A sumptuously talented cast of 19 digs into the tale of would-be violinist Joe Bonaparte, who forsakes music in favor of a high-stakes career as a boxer for monetary reasons. As Joe’s loving but judgmental Italian-immigrant father watches in dismay, Joe remakes himself from a sensitive young artist into a rapacious, hard-edged fighting machine, a product for exploitation to his hard-driving manager, Tom Moody, as well as to mobster Eddie Fuseli, who muscles his way in and becomes virtually obsessed with the pugilist. There’s also Lorna Moon, the married Moody’s hard-bitten lover, a self-described “tramp from New Jersey” whose loyalty to Moody trumps the romance that blossoms between her and Joe, and the steadfast Tokio, Joe’s devoted trainer.

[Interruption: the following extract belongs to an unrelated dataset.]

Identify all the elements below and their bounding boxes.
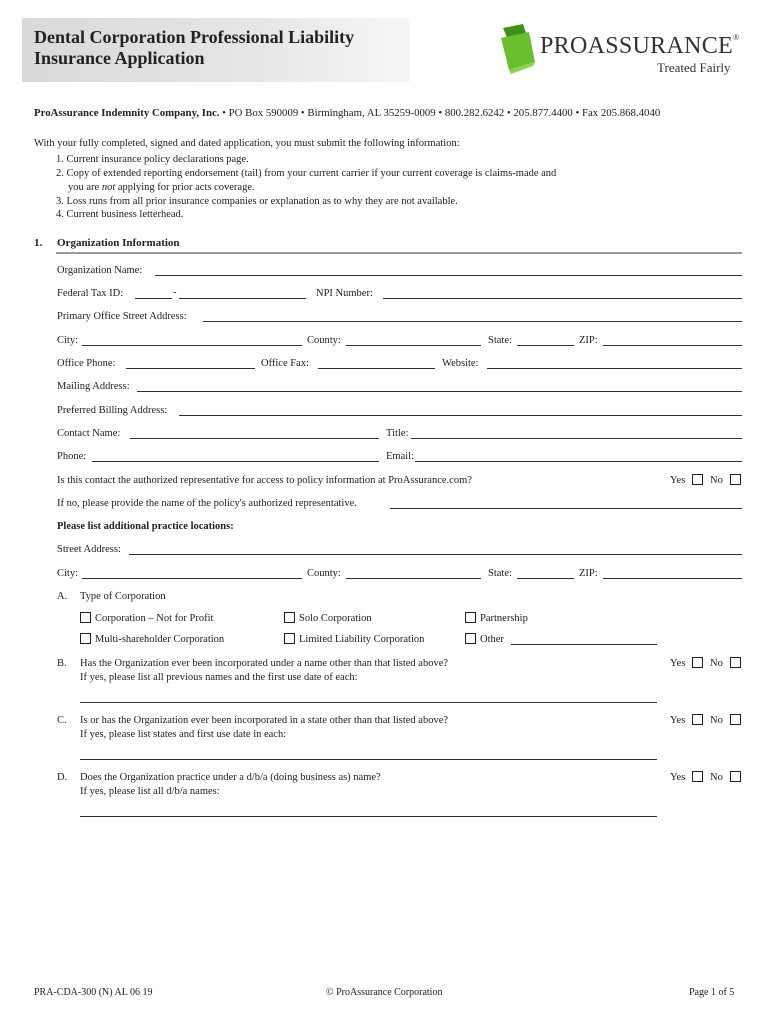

Joe is fueled by a rage he can neither articulate nor comprehend, and the extraordinary Seth Numrich makes that central to his knockout performance. Numrich is especially effective in clearly charting the stages of Joe’s transformation, beginning with a buoyant boyishness that eventually vanishes into a frighteningly empty, almost vicious manhood. An actor I have repeatedly admired for his emotional transparency and depth, Numrich is achingly vulnerable in a scene, shared with Danny Burstein’s eloquent, deeply felt Tokio, in which Joe realizes that he has won his shot at the championship by killing his opponent with a knockout punch.

Space limitations forbid me saluting all the fine turns in the company. At the top of the heap is Tony Shalhoub’s decent, courtly, and finally devastated Mr. Bonaparte. Yvonne Strahovski shines as the sullen Lorna, holding her own in a man’s world with engaging feistiness and heartbreaking in her inability to take the chance of being with the man she loves. Danny Mastrogiorgio gets Moody’s self-doubt and sweaty hunger for success exactly right, while Anthony Crivello makes a welcome return to the New York stage as Fuseli, scarily psychopathic and shot through with latent erotic desire.

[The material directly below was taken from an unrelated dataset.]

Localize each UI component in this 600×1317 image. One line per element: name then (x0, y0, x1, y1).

Michael Yeargan’s looming tenement cityscape changes locations adeptly, sequences that Sher stages with character detail, economy, and rhythm. Costumer Catherine Zuber’s gamy gym gear and muted tailored duds and Donald Holder’s noir lighting complete the vivid period atmosphere.

One of the biggest challenges of Odets is his language, a cockeyed street poetry that can sound corny in the wrong hands. Sher’s company handles it expertly, so naturally that it feels inevitable yet deliciously pungent. Lincoln Center Theater has given us a formidable account of an American classic.